Der König Sengge Namgyal gründete dieses Kloster zwischen 1616 und 1642 und etablierte damit das erste Monastery der Drukpa-Kagyü-Tradition in Ladakh. Die Gründung markierte einen wichtigen Moment für die Verbreitung dieser buddhistischen Schule in der Region.
Das Kloster bewahrt tibetisch-buddhistische Traditionen durch tägliche Rituale und alte religiöse Manuskripte, die von den ansässigen Mönchen gepflegt werden.
Der Besuch erfordert spezielle Genehmigung von indischen Behörden wegen der Nähe zur tibetischen Grenze, und die Anfahrt dauert mehrere Stunden von Leh aus.

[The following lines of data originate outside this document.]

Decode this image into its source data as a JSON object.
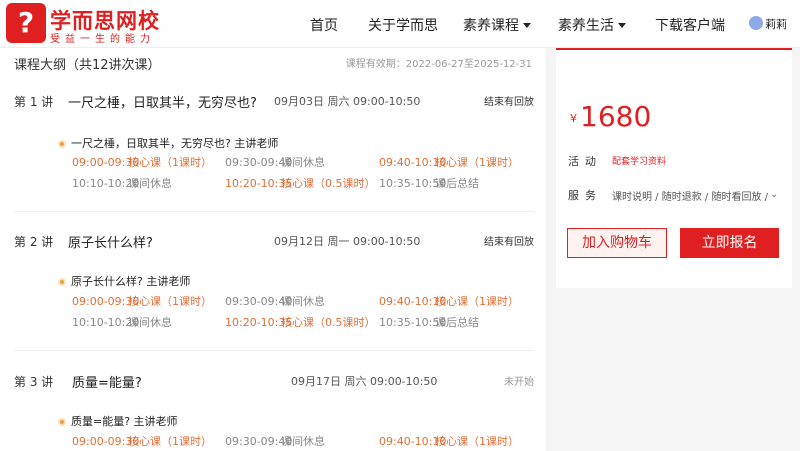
{
  "header": {
    "logo_name": "学而思网校",
    "logo_slogan": "受益一生的能力",
    "nav": [
      "首页",
      "关于学而思",
      "素养课程",
      "素养生活",
      "下载客户端"
    ],
    "username": "莉莉"
  },
  "outline": {
    "title": "课程大纲（共12讲次课）",
    "validity": "课程有效期：2022-06-27至2025-12-31"
  },
  "lessons": [
    {
      "num": "第 1 讲",
      "title": "一尺之棰，日取其半，无穷尽也?",
      "date": "09月03日 周六 09:00-10:50",
      "status": "结束有回放",
      "teacher": "一尺之棰，日取其半，无穷尽也?  主讲老师",
      "schedule": [
        {
          "time": "09:00-09:30",
          "desc": "核心课（1课时）"
        },
        {
          "time": "09:30-09:40",
          "desc": "课间休息"
        },
        {
          "time": "09:40-10:10",
          "desc": "核心课（1课时）"
        },
        {
          "time": "10:10-10:20",
          "desc": "课间休息"
        },
        {
          "time": "10:20-10:35",
          "desc": "核心课（0.5课时）"
        },
        {
          "time": "10:35-10:50",
          "desc": "课后总结"
        }
      ]
    },
    {
      "num": "第 2 讲",
      "title": "原子长什么样?",
      "date": "09月12日 周一 09:00-10:50",
      "status": "结束有回放",
      "teacher": "原子长什么样?  主讲老师",
      "schedule": [
        {
          "time": "09:00-09:30",
          "desc": "核心课（1课时）"
        },
        {
          "time": "09:30-09:40",
          "desc": "课间休息"
        },
        {
          "time": "09:40-10:10",
          "desc": "核心课（1课时）"
        },
        {
          "time": "10:10-10:20",
          "desc": "课间休息"
        },
        {
          "time": "10:20-10:35",
          "desc": "核心课（0.5课时）"
        },
        {
          "time": "10:35-10:50",
          "desc": "课后总结"
        }
      ]
    },
    {
      "num": "第 3 讲",
      "title": "质量=能量?",
      "date": "09月17日 周六 09:00-10:50",
      "status": "未开始",
      "teacher": "质量=能量?  主讲老师",
      "schedule": [
        {
          "time": "09:00-09:30",
          "desc": "核心课（1课时）"
        },
        {
          "time": "09:30-09:40",
          "desc": "课间休息"
        },
        {
          "time": "09:40-10:10",
          "desc": "核心课（1课时）"
        }
      ]
    }
  ],
  "sidebar": {
    "currency": "¥",
    "price": "1680",
    "activity_label": "活动",
    "activity_tag": "配套学习资料",
    "service_label": "服务",
    "service_text": "课时说明 / 随时退款 / 随时看回放 /",
    "add_cart": "加入购物车",
    "enroll": "立即报名"
  },
  "colors": {
    "brand": "#e02020",
    "core_session": "#e0703a",
    "rest_session": "#888888"
  }
}
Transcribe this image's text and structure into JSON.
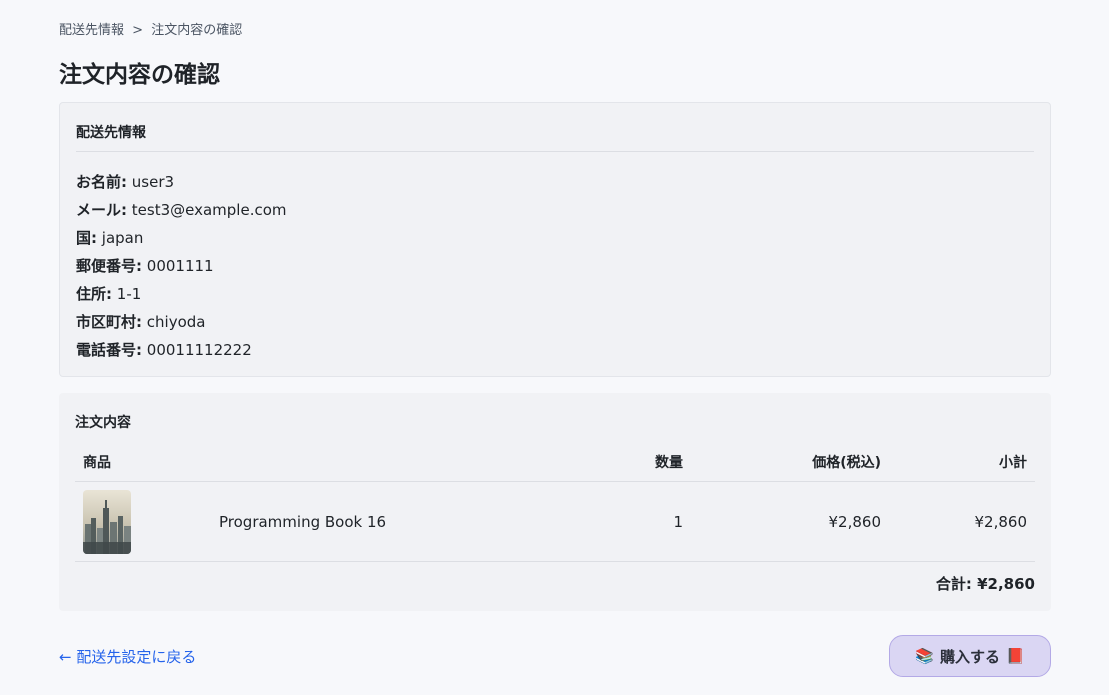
{
  "breadcrumb": {
    "step1": "配送先情報",
    "separator": ">",
    "step2": "注文内容の確認"
  },
  "page_title": "注文内容の確認",
  "shipping": {
    "heading": "配送先情報",
    "fields": [
      {
        "key": "お名前:",
        "value": "user3"
      },
      {
        "key": "メール:",
        "value": "test3@example.com"
      },
      {
        "key": "国:",
        "value": "japan"
      },
      {
        "key": "郵便番号:",
        "value": "0001111"
      },
      {
        "key": "住所:",
        "value": "1-1"
      },
      {
        "key": "市区町村:",
        "value": "chiyoda"
      },
      {
        "key": "電話番号:",
        "value": "00011112222"
      }
    ]
  },
  "order": {
    "heading": "注文内容",
    "columns": {
      "product": "商品",
      "quantity": "数量",
      "price": "価格(税込)",
      "subtotal": "小計"
    },
    "items": [
      {
        "thumbnail": "city-skyline-image",
        "name": "Programming Book 16",
        "quantity": "1",
        "price": "¥2,860",
        "subtotal": "¥2,860"
      }
    ],
    "total": "合計: ¥2,860"
  },
  "actions": {
    "back_arrow": "←",
    "back_label": "配送先設定に戻る",
    "buy_label": "購入する",
    "buy_icon_left": "📚",
    "buy_icon_right": "📕"
  },
  "colors": {
    "link": "#2563eb",
    "buy_button_bg": "#dad6f3",
    "card_bg": "#f1f2f5"
  }
}
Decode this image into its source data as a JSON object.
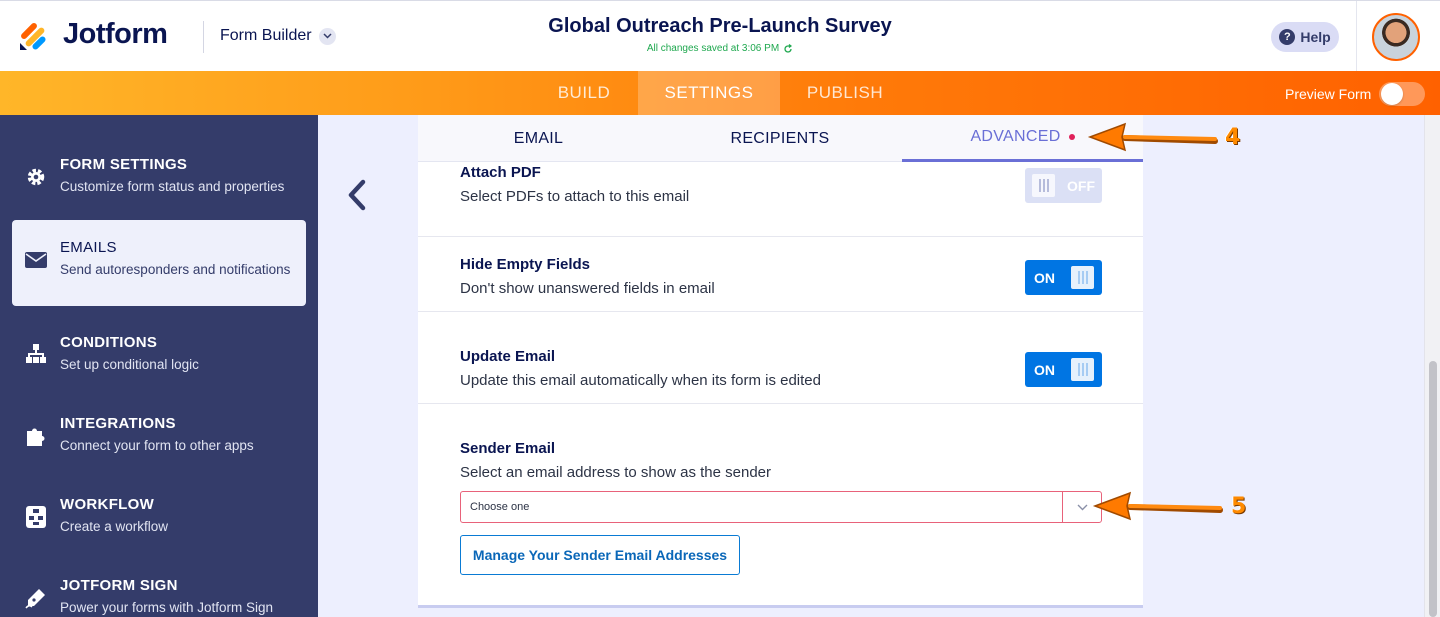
{
  "header": {
    "logo_text": "Jotform",
    "builder_label": "Form Builder",
    "form_title": "Global Outreach Pre-Launch Survey",
    "saved_status": "All changes saved at 3:06 PM",
    "help_label": "Help"
  },
  "nav": {
    "tabs": [
      {
        "label": "BUILD"
      },
      {
        "label": "SETTINGS",
        "active": true
      },
      {
        "label": "PUBLISH"
      }
    ],
    "preview_label": "Preview Form",
    "preview_on": false
  },
  "sidebar": {
    "items": [
      {
        "title": "FORM SETTINGS",
        "desc": "Customize form status and properties",
        "icon": "gear-icon"
      },
      {
        "title": "EMAILS",
        "desc": "Send autoresponders and notifications",
        "icon": "envelope-icon",
        "active": true
      },
      {
        "title": "CONDITIONS",
        "desc": "Set up conditional logic",
        "icon": "sitemap-icon"
      },
      {
        "title": "INTEGRATIONS",
        "desc": "Connect your form to other apps",
        "icon": "puzzle-icon"
      },
      {
        "title": "WORKFLOW",
        "desc": "Create a workflow",
        "icon": "workflow-icon"
      },
      {
        "title": "JOTFORM SIGN",
        "desc": "Power your forms with Jotform Sign",
        "icon": "pen-icon"
      }
    ]
  },
  "email_tabs": [
    {
      "label": "EMAIL"
    },
    {
      "label": "RECIPIENTS"
    },
    {
      "label": "ADVANCED",
      "active": true
    }
  ],
  "settings": {
    "attach_pdf": {
      "title": "Attach PDF",
      "desc": "Select PDFs to attach to this email",
      "state": "OFF"
    },
    "hide_empty": {
      "title": "Hide Empty Fields",
      "desc": "Don't show unanswered fields in email",
      "state": "ON"
    },
    "update_email": {
      "title": "Update Email",
      "desc": "Update this email automatically when its form is edited",
      "state": "ON"
    },
    "sender_email": {
      "title": "Sender Email",
      "desc": "Select an email address to show as the sender",
      "selected": "Choose one",
      "manage_label": "Manage Your Sender Email Addresses"
    }
  },
  "annotations": {
    "step_a": "4",
    "step_b": "5"
  },
  "colors": {
    "accent_orange": "#ff6100",
    "sidebar_bg": "#343c6a",
    "toggle_on": "#0075e3",
    "advanced_tab": "#6a6fd6"
  }
}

Es ist ratsam, sich vorher um die erforderlichen Papiere zu kümmern und genügend Zeit für die Reise einzuplanen.
Das Kloster teilt seinen Standort mit dem Indischen Astronomischen Observatorium, das eines der höchsten optischen Teleskope der Welt beherbergt. Dieses wissenschaftliche Observatorium funktioniert neben dem religiösen Zentrum auf dem gleichen Gelände.